Mr Giuliani said the money was ultimately not paid.
But the revelation of the conversation proves that previous assertions by the Trump campaign that they were unaware of any discussion of a payment were false.
Mr Cohen said last year he would "take a bullet" for Mr Trump. But he told ABC News in an interview broadcast this month that he now puts "family and country first" and won’t let anyone paint him as "a villain of this story."
It came at the end of a torrid week for the president, who returned to Washington to a storm of criticism after his summit with Russian leader Vladimir Putin, when he raised doubts about US intelligence conclusions of Russian election interference.

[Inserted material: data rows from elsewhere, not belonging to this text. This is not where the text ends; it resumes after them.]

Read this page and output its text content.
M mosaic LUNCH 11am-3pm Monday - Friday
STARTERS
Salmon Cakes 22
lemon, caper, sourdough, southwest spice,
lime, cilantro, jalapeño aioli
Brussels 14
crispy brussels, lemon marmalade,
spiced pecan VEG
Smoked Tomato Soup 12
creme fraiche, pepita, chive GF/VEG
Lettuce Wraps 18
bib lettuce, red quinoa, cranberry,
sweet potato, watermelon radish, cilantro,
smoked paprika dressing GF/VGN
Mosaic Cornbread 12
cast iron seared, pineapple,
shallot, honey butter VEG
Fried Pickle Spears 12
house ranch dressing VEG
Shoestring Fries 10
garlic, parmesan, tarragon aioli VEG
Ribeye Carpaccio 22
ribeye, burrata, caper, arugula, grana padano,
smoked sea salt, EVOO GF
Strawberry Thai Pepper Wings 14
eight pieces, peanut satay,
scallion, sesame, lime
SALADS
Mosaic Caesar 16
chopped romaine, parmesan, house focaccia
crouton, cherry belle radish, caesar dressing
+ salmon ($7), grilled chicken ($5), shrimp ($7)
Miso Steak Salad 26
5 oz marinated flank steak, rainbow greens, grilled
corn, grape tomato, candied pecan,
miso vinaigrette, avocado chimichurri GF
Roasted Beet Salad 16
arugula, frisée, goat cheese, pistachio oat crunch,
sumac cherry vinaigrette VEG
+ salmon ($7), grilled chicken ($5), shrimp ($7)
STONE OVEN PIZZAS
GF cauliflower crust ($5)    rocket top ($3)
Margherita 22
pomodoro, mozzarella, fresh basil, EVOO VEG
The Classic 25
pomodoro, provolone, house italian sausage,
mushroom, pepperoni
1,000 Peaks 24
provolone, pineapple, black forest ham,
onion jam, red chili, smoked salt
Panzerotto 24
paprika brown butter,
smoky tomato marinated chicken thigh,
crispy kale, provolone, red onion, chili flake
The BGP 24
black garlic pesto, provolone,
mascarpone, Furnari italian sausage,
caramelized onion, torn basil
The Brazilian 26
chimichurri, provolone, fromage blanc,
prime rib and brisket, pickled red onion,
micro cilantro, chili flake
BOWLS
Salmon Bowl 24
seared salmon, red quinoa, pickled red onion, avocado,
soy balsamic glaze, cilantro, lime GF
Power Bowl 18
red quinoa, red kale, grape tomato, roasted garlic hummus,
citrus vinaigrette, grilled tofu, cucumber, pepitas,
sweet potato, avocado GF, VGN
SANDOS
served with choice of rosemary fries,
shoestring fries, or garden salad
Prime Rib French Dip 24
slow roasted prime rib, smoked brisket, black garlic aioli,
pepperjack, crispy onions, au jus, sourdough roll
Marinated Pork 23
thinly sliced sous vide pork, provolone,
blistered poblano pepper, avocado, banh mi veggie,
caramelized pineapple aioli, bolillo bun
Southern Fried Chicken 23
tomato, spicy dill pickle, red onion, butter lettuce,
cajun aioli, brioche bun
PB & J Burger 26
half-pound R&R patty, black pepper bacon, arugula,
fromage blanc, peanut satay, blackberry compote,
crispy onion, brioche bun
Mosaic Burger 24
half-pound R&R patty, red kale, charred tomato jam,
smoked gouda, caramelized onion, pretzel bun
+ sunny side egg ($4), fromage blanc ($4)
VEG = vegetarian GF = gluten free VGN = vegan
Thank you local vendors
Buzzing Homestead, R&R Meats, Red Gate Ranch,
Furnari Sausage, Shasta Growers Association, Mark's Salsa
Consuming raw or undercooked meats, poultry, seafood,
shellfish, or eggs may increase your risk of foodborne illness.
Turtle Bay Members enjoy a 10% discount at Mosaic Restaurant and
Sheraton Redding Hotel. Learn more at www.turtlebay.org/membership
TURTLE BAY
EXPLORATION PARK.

On Tuesday he claimed he had said "would" but had meant to say "wouldn’t" when discussing Russian responsibility.
There was further verbal jousting when a White House pool reporter asked if Mr Trump believed Russia was still meddling in US democracy.
"Thank you very much, no," he said. The reporter asked again, and Mr Trump said "no" again.
Sarah Huckabee Sanders, the press secretary, said later that Mr Trump was actually saying “no” to answering any questions.
It later emerged that Mr Trump had invited Mr Putin to the White House in the autumn – an invitation which appeared to shock his director of national intelligence, Dan Coats.
"That’s going to be special," he said, prompting laughter from the audience.